Rabu, 13 Juli 2011

Mengenal Prinsip Akuntansi Syariah


Akuntansi dikenal sebagai sistem pembukuan “double entry”. Menurut sejarah yang diketahui awam dan terdapat dalam berbagai buku “Teori Akuntansi”, disebutkan muncul di Italia pada abad ke-13 yang lahir dari tangan seorang Pendeta Italia bernama Luca Pacioli. Beliau menulis buku “Summa de Arithmatica Geometria et Propotionalita” dengan memuat satu bab mengenai “Double Entry Accounting System”. Dengan demikian mendengar kata ”Akuntansi Syariah” atau “Akuntansi Islam”, mungkin awam akan mengernyitkan dahi seraya berpikir bahwa hal itu sangat mengada-ada.

Namun apabila kita pelajari “Sejarah Islam” ditemukan bahwa setelah munculnya Islam di Semananjung Arab di bawah pimpinan Rasulullah SAW dan terbentuknya Daulah Islamiah di Madinah yang kemudian di lanjutkan oleh para Khulafaur Rasyidin terdapat undang-undang akuntansi yang diterapkan untuk perorangan, perserikatan (syarikah) atau perusahaan, akuntansi wakaf, hak-hak pelarangan penggunaan harta (hijr), dan anggaran negara.

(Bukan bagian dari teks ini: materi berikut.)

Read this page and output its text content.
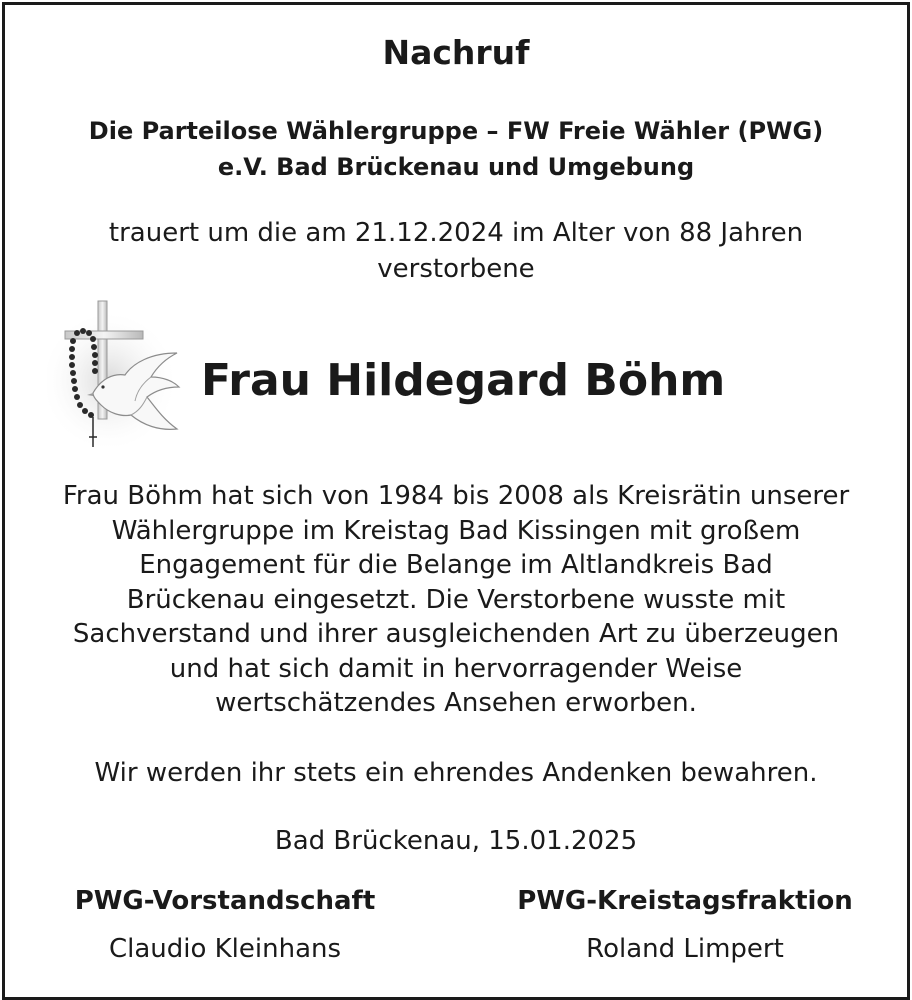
Nachruf
Die Parteilose Wählergruppe – FW Freie Wähler (PWG)
e.V. Bad Brückenau und Umgebung
trauert um die am 21.12.2024 im Alter von 88 Jahren
verstorbene
Frau Hildegard Böhm
Frau Böhm hat sich von 1984 bis 2008 als Kreisrätin unserer
Wählergruppe im Kreistag Bad Kissingen mit großem
Engagement für die Belange im Altlandkreis Bad
Brückenau eingesetzt. Die Verstorbene wusste mit
Sachverstand und ihrer ausgleichenden Art zu überzeugen
und hat sich damit in hervorragender Weise
wertschätzendes Ansehen erworben.
Wir werden ihr stets ein ehrendes Andenken bewahren.
Bad Brückenau, 15.01.2025
PWG-Vorstandschaft
Claudio Kleinhans
PWG-Kreistagsfraktion
Roland Limpert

Rasulullah SAW sendiri pada masa hidupnya juga telah mendidik secara khusus beberapa sahabat untuk menangani profesi akuntan dengan sebutan “hafazhatul amwal” (pengawas keuangan). Bahkan Al Quran sebagai kitab suci umat Islam menganggap masalah ini sebagai suatu masalah serius dengan diturunkannya ayat terpanjang , yakni surah Al-Baqarah ayat 282 yang menjelaskan fungsi-fungsi pencatatan transaksi, dasar-dasarnya, dan manfaat-manfaatnya, seperti yang diterangkan oleh kaidah-kaidah hukum yang harus dipedomani dalam hal tersebut. Sebagaimana pada awal ayat tersebut menyatakan “Hai, orang-orang yang beriman apabila kamu bermuamalah tidak secara tunai untuk waktu yang ditentukan, hendaklah kamu menuliskannya. Dan hendaklah seorang penulis di antara kamu menuliskannya dengan benar. Dan janganlah penulis enggan menuliskannya sebagaimana Allah telah mengajarkannya………”

Dengan demikian, dapat kita saksikan dari sejarah, bahwa ternyata Islam lebih dahulu mengenal system akuntansi, karena Al Quran telah diturunkan pada tahun 610 M, yakni 800 tahun lebih dahulu dari Luca Pacioli yang menerbitkan bukunya pada tahun 1494.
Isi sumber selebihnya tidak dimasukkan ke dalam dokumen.